つまり、潜水艦を建築ブロックがわりに使って、難攻不落の水中「長城」を建造するのである。
「潜水艦を槍の穂先として使う」この戦略は、中国の侵略行為に対する
強力な抑止力になる、と言うヨシハラが言う。
そんなことをしても自国の経済と軍事力がダメージを受けるだけだと悟れば、
中国も侵略を控えるだろう、と。
アメリカ海軍大学校のジェームズ・ホームズ教授も、こうした戦略に賛成して
次のように述べている。
潜水艦戦は、アメリカ流の得意分野だ。
冷戦時代もそうだったし、現在でもそうだ。
中国はなぜかいままで対潜水艦あまり力を入れてこなかった。
したがって潜水艦戦でアメリカが有利な状態は、今後かなりの間続くと考えて差し支えない。
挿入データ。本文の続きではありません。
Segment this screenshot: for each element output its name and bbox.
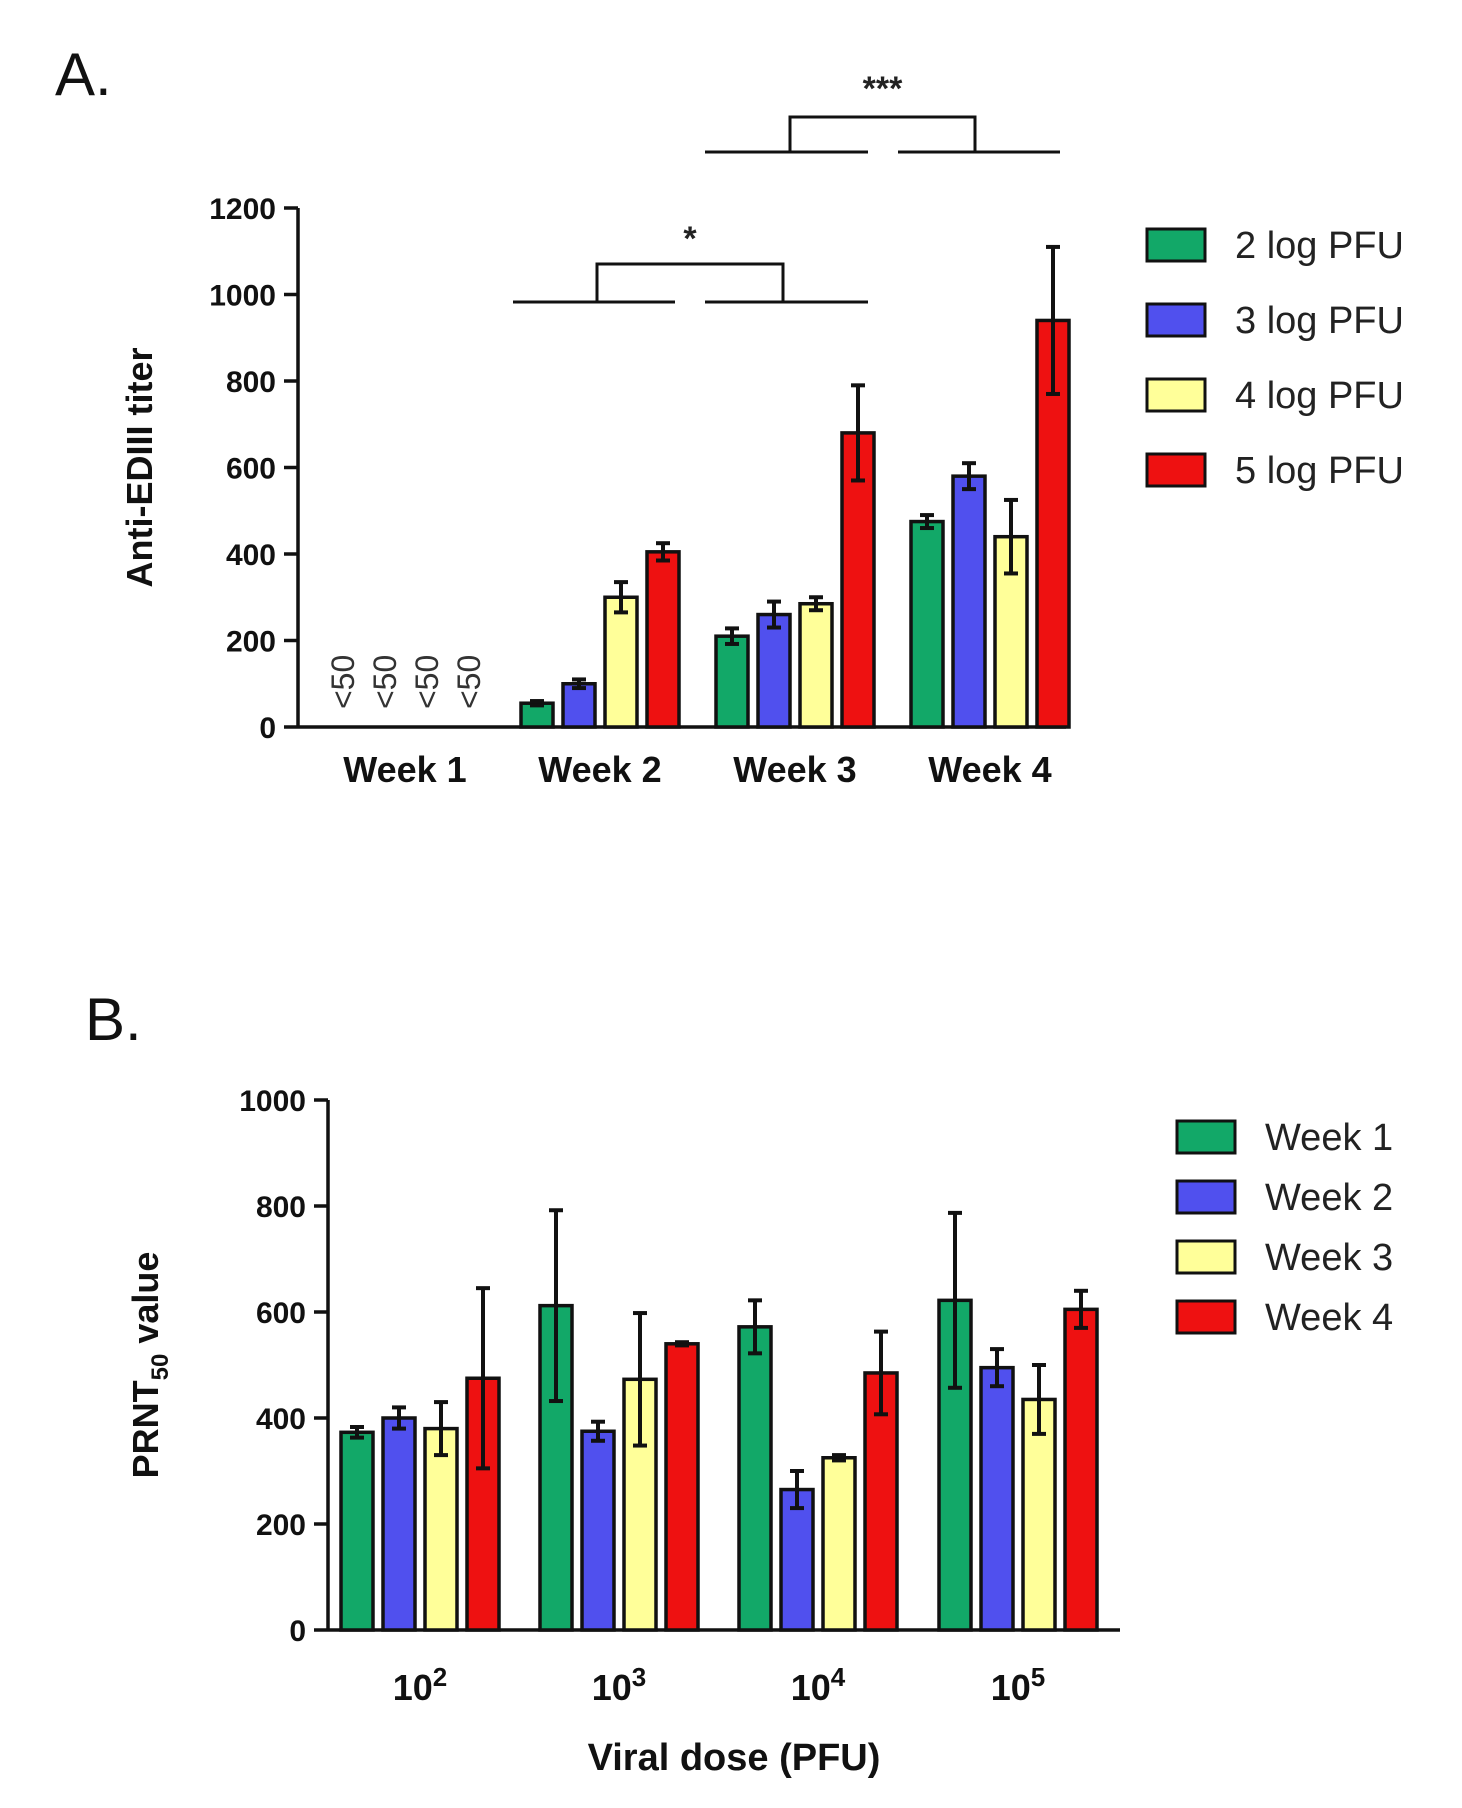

しかし、水中「長城」の建造を潜水艦だけに任せておいてはならない。
アメリカも同盟諸国も、機雷戦能力を向上させる必要がある。
そうすれば、中国や台湾や尖閣諸島や南シナ海の島々等を機雷によって
孤立させようとした場合、アメリカと同盟諸国はその報復として上海や
大連や福建省の港を簡単に封鎖することができる。
機雷や潜水艦の配備が進むにつれて、対潜水艦戦対機雷戦の向上が求められるようになる
(アメリカは、歴史的に対潜水艦戦は得意だが、対機雷戦のほうは現在ほとんど
無視している)ここでも、目標は抑止力の向上と現状維持である。
これが、アメリカにとっての「戦わずして勝つ」なのである。